After decades of seemingly endless cycles of marginal reform, the pandemic laid bare just how badly our public education system is serving children, not just in Pennsylvania, but all across the country.

Nationwide testing of students has shown that kids who already struggled with grade-level achievement prior to the pandemic fell even further behind. Pennsylvania students saw declines in math and reading at steeper rates than the national average, reported the Philadelphia Inquirer last December. 

And for students in historically underserved Philadelphia, “scores ranked near the bottom of 26 large-city school districts.”

In contrast, some states have recently begun taking action to reverse the trend.

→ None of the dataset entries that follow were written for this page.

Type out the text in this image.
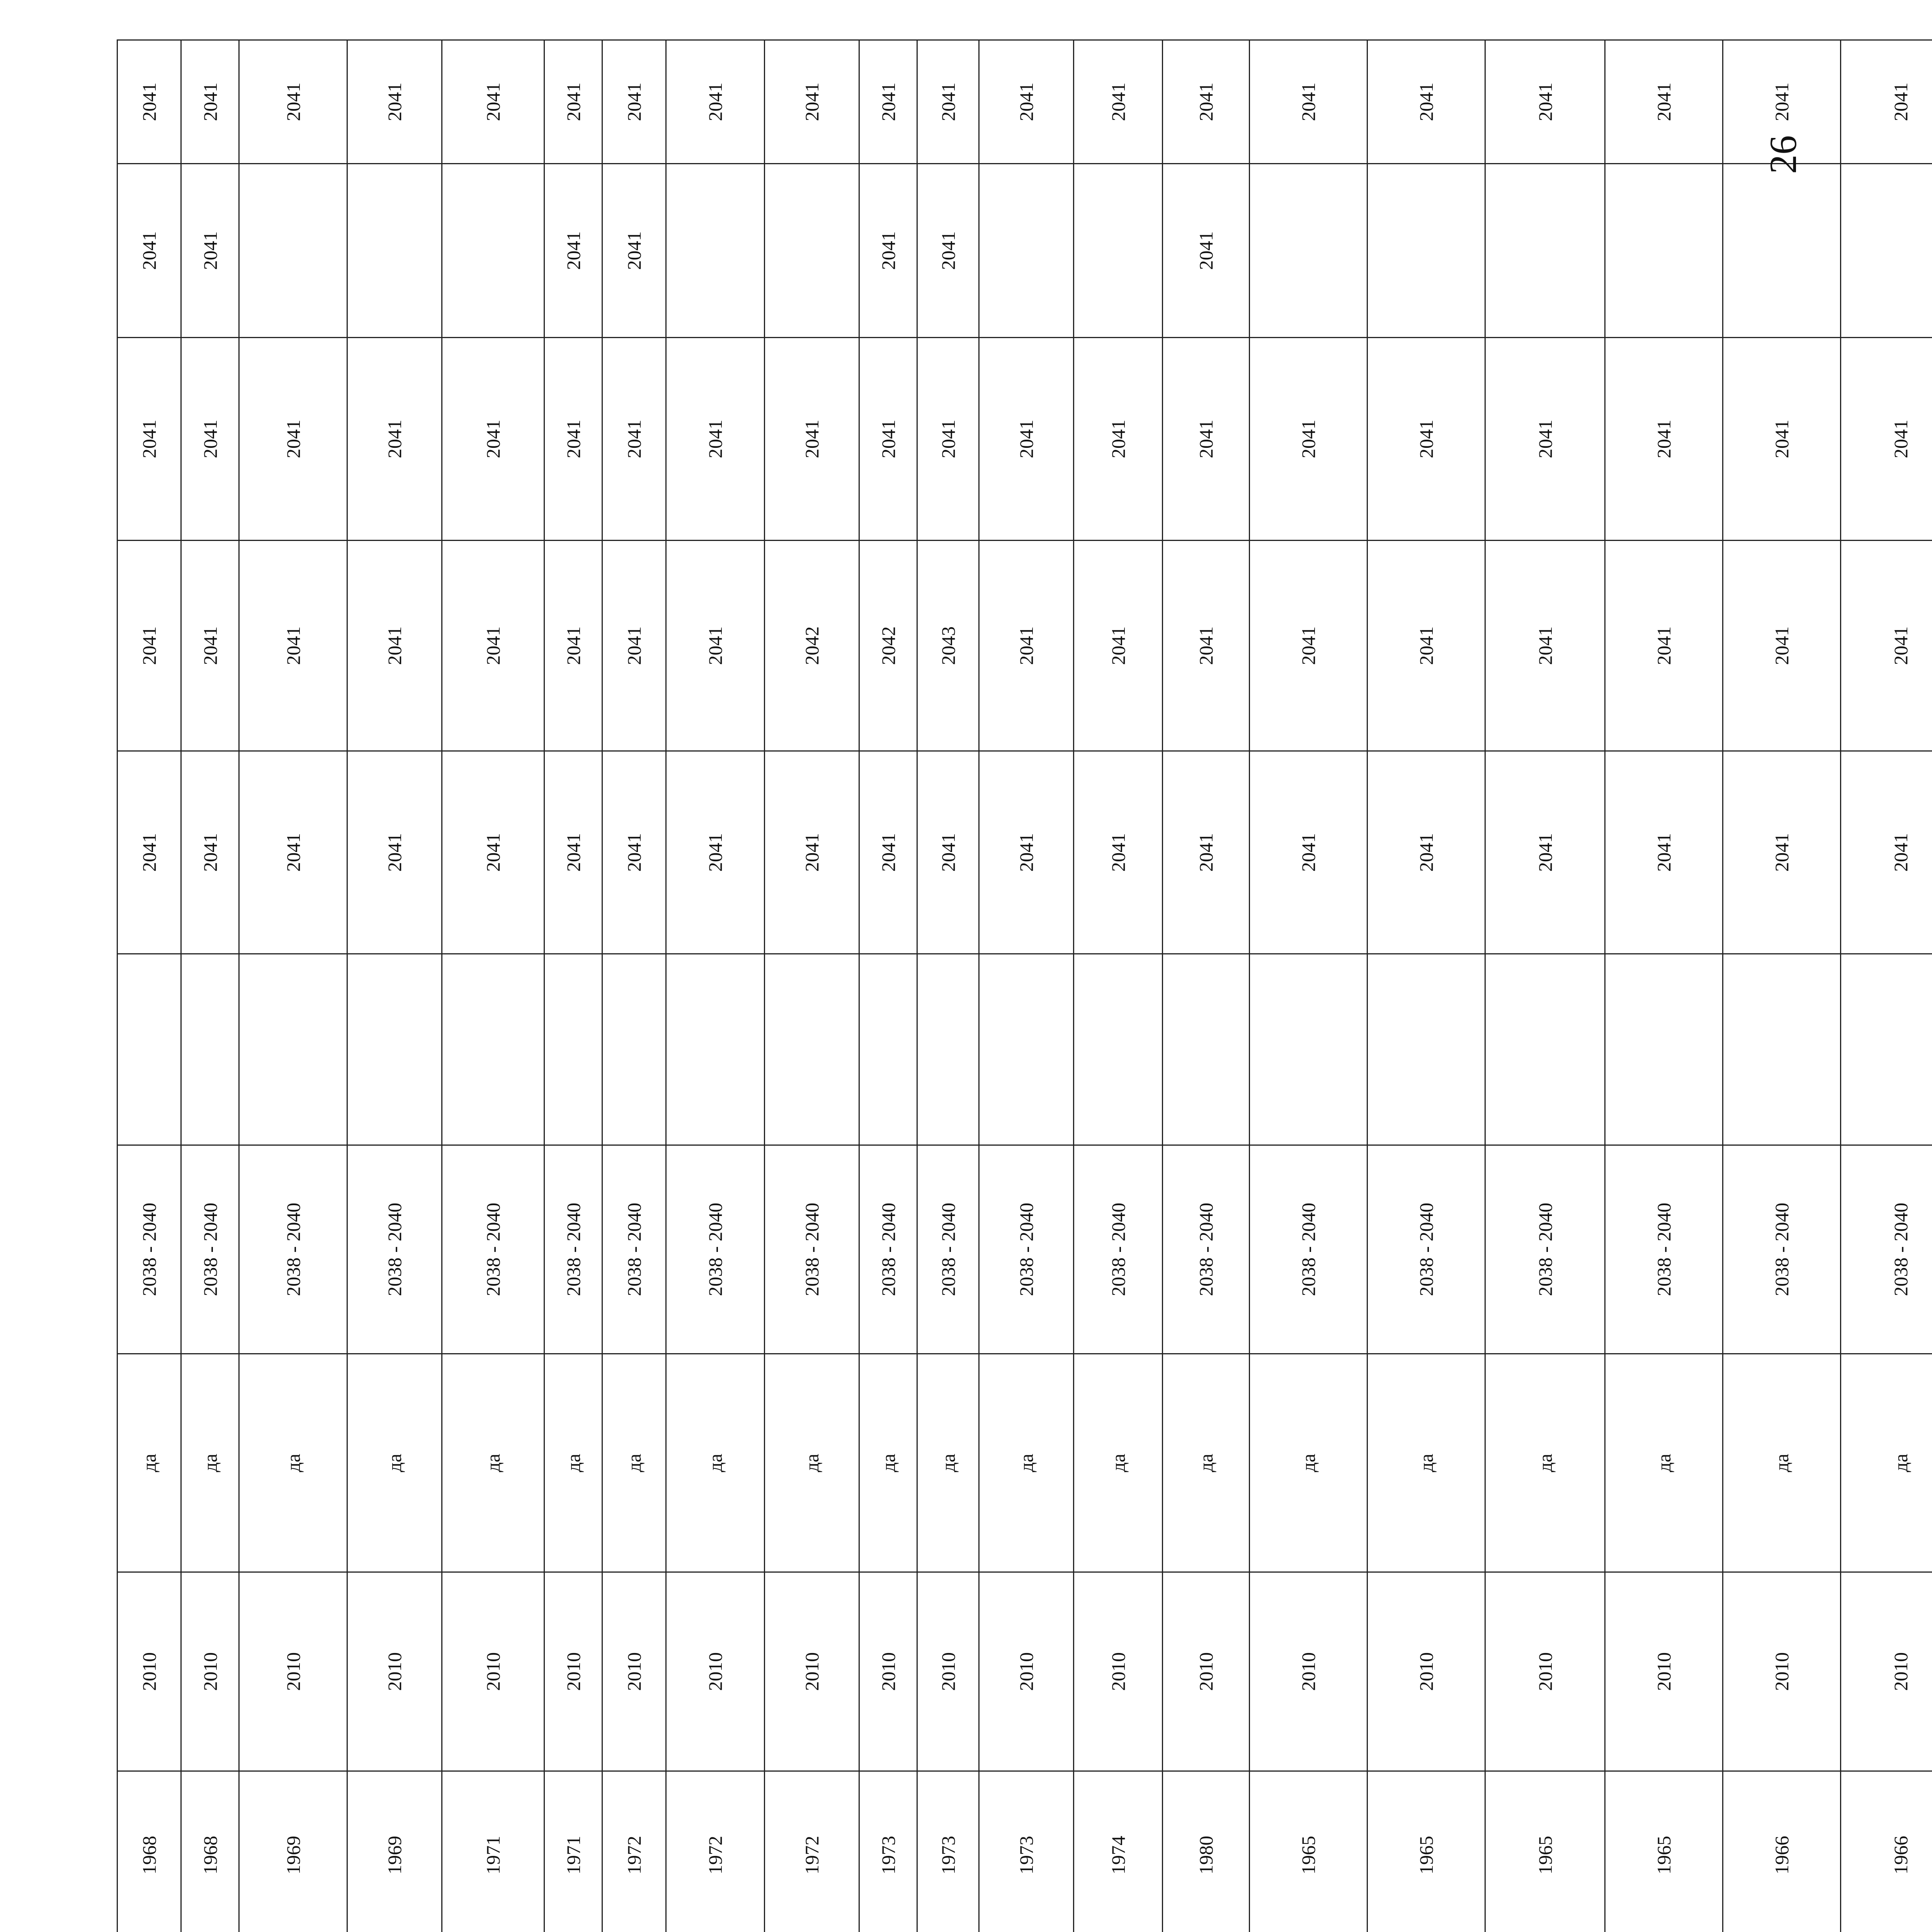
				1968	2010	да	2038 - 2040		2041	2041	2041	2041	2041
				1968	2010	да	2038 - 2040		2041	2041	2041	2041	2041
				1969	2010	да	2038 - 2040		2041	2041	2041		2041
				1969	2010	да	2038 - 2040		2041	2041	2041		2041
				1971	2010	да	2038 - 2040		2041	2041	2041		2041
				1971	2010	да	2038 - 2040		2041	2041	2041	2041	2041
				1972	2010	да	2038 - 2040		2041	2041	2041	2041	2041
				1972	2010	да	2038 - 2040		2041	2041	2041		2041
				1972	2010	да	2038 - 2040		2041	2042	2041		2041
				1973	2010	да	2038 - 2040		2041	2042	2041	2041	2041
				1973	2010	да	2038 - 2040		2041	2043	2041	2041	2041
				1973	2010	да	2038 - 2040		2041	2041	2041		2041
				1974	2010	да	2038 - 2040		2041	2041	2041		2041
				1980	2010	да	2038 - 2040		2041	2041	2041	2041	2041
				1965	2010	да	2038 - 2040		2041	2041	2041		2041
				1965	2010	да	2038 - 2040		2041	2041	2041		2041
				1965	2010	да	2038 - 2040		2041	2041	2041		2041
				1965	2010	да	2038 - 2040		2041	2041	2041		2041
				1966	2010	да	2038 - 2040		2041	2041	2041		2041
				1966	2010	да	2038 - 2040		2041	2041	2041		2041
26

States as diverse as Florida, Arizona, Iowa, Nebraska and Arkansas have taken decisive steps to get more money for parents to choose the classroom that is best for their child by using Education Scholarship Accounts (ESA).

ESAs tie education funding directly to students, who can take the money to the schools that suit them best. 

The danger for Pennsylvania is in continuing to sit on the sidelines while other states leap past them with these innovative education reforms that fund student success, not failing schools.

In Harrisburg, politicians on the left and the right still argue about the merits of traditional public schools versus public charter schools – a debate that ended in favor of charter schools long ago in other locales.

“While states across the nation adopt ESA programs, thousands of Pennsylvania students sit on waiting lists for charter schools and private school scholarships,” said Nathan Benefield, a senior vice president at the Commonwealth Foundation.

And unlike in some states, Pennsylvania’s lassitude on education reform is not for a lack of money. Pennsylvania Department of Education data reveals public school districts collectively stockpiled $5.29 billion in reserve funds in 2020-21, up 32.7% since 2013, says a recent report by Commonwealth.

The fund is now over double the amount that was recorded in 2000.

This, even as the report found enrollment in public schools in the state continues to plummet while staffing soars. Since 2000, Pennsylvania public school enrollment has dropped by 120,000 students, while public schools have added 20,000 more employees, including nearly 40% growth among administrators, says Commonwealth.

And as public schools lost 289,000 students, public charter schools grew by 152,000 students – proving that, while Pennsylvania politicians may still debate the issue of charter schools, the state’s parents have already decided in favor of the charters.

While the state does have two programs that help low-income students escape struggling schools with tuition credits, the amounts awarded make up less than 1% of the state’s education budget, according to EdChoice.org. Moreover, the scholarship amounts for each student in those programs average around $2,500 – in a state that spent $19,900 per pupil in 2020-21.

Per pupil spending of $20,000 is a lot to invest into a system that is producing students of whom 69% can’t read at grade level by the eighth grade.

“Today’s results show that children who were already furthest from opportunity before March 2020 and who were most impacted by COVID need the greatest support now to make up for lost ground in reading and math,” U.S. Education Secretary Miguel Cardona told reporters in October.

“This is a moment of truth for education. How we respond to this will determine not only our recovery, but our nation’s standing in the world,” he added.

It’s a moment of truth for Pennsylvania as well.

How the state responds will determine just how far Pennsylvania citizens allow students to fall behind students in places such as Florida, Arizona, Iowa, Nebraska and Arkansas. 

And it will determine if the Pennsylvania of the future becomes synonymous with illiteracy, poverty and ignorance, as some states have been in the past.